Las aguas bajan cada vez más turbias

Las aguas bajan cada vez más turbias
Expertos de la Dirección de Hidráulica bonaerense alertaron que Absa dejará de utilizar el agua del acuífero Puelche, lo que generará serios problemas con las napas en la región y una posible contaminación bacteriológica. ¿Se viene un nuevo tarifazo?
En la provincia de Buenos Aires, el acceso al agua potable está dejando de ser un derecho humano básico para convertirse en un turbio negocio tejido por amigos y socios del poder político, a costa del bolsillo de los usuarios. De manera sigilosa, desde las sombras, el gobierno bonaerense avanza con la polémica construcción de una planta potabilizadora en Punta Lara y con un proceso de privatización del servicio que, según distintos expertos, conllevará tarifas más caras y serios problemas con las napas freáticas.

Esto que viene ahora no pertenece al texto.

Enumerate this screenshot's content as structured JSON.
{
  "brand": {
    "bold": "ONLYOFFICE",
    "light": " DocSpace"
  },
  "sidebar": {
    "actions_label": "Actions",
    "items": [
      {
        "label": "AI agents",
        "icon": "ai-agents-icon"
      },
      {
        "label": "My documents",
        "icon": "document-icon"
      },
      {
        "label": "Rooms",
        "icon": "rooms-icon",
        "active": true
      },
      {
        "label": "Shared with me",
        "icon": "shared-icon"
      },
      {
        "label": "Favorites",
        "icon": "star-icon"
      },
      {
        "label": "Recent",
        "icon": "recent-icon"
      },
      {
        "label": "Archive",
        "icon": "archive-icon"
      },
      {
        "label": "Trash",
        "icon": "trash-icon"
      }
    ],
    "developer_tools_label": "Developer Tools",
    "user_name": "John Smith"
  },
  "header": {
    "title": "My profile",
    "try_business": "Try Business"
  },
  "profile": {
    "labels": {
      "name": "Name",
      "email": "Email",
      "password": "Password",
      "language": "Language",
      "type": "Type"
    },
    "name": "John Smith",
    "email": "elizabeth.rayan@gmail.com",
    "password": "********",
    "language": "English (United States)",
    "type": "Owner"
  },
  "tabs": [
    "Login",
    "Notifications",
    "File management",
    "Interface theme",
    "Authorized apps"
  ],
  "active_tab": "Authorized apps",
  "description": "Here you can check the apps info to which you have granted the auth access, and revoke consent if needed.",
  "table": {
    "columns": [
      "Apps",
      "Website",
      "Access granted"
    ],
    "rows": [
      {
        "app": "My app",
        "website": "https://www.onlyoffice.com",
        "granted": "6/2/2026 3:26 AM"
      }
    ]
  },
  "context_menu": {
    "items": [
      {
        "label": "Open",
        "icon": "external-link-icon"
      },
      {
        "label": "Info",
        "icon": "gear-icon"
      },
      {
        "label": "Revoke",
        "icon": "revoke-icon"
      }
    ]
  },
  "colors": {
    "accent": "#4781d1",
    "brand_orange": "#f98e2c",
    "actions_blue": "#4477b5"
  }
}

La gran beneficiaria es una empresa estatal israelí llamada Mekorot, que construirá la planta con métodos de potabilización, diseñados para las zonas áridas que en nada se parecen a nuestra región. Asimismo, se trata de una firma acusada por Amnistía Internacional por graves irregularidades en el manejo del vital

recurso en Medio Oriente, donde un litro de agua es tan o más importante que un litro de petróleo. Es más, existen sospechas de que el objetivo de fondo de la presencia de la empresa estatal de Israel es llevarse el agua de la Provincia.

El plan

En diálogo con Hoy, el ingeniero Adolfo Ruiz, profesional de carrera de la Dirección de Hidráulica de la provincia de Buenos Aires, alertó que el plan busca llevar adelante Mekorot incluye dejar de tomar el agua del acuífero Puelche, para pasar a potabilizar solamente el agua del Río de la Plata. Esta movida, que responde a problemas logísticos y operativos que presenta la propia Mekorot, implica un serio riesgo sanitario y ambiental. “Dejar de tomar agua del Puelche, que se obtiene mediante perforaciones, va a traer elevación de la napa freática, contaminación bacteriológica, inundación de sótanos y deterioro de cimientos de casas. Esto ya sucedió en La Matanza y en Lomas de Zamora, y en nuestra región los barrios más afectados van a ser los que no tengan cloacas, como varias zonas de City Bell, Villa Elsa, Los Hornos, entre otras localidades platenses”, dijo Ruiz, que viene estudiando la problemática junto a otros expertos de carrera de la Dirección de Hidráulica y de la Dirección de Vialidad, que dependen del Ministerio de Infraestructura bonaerense. Expusieron estas inquietudes como conferencistas en el Foro Mundial del Agua, que se realizó el año pasado en Porto Alegre (Brasil).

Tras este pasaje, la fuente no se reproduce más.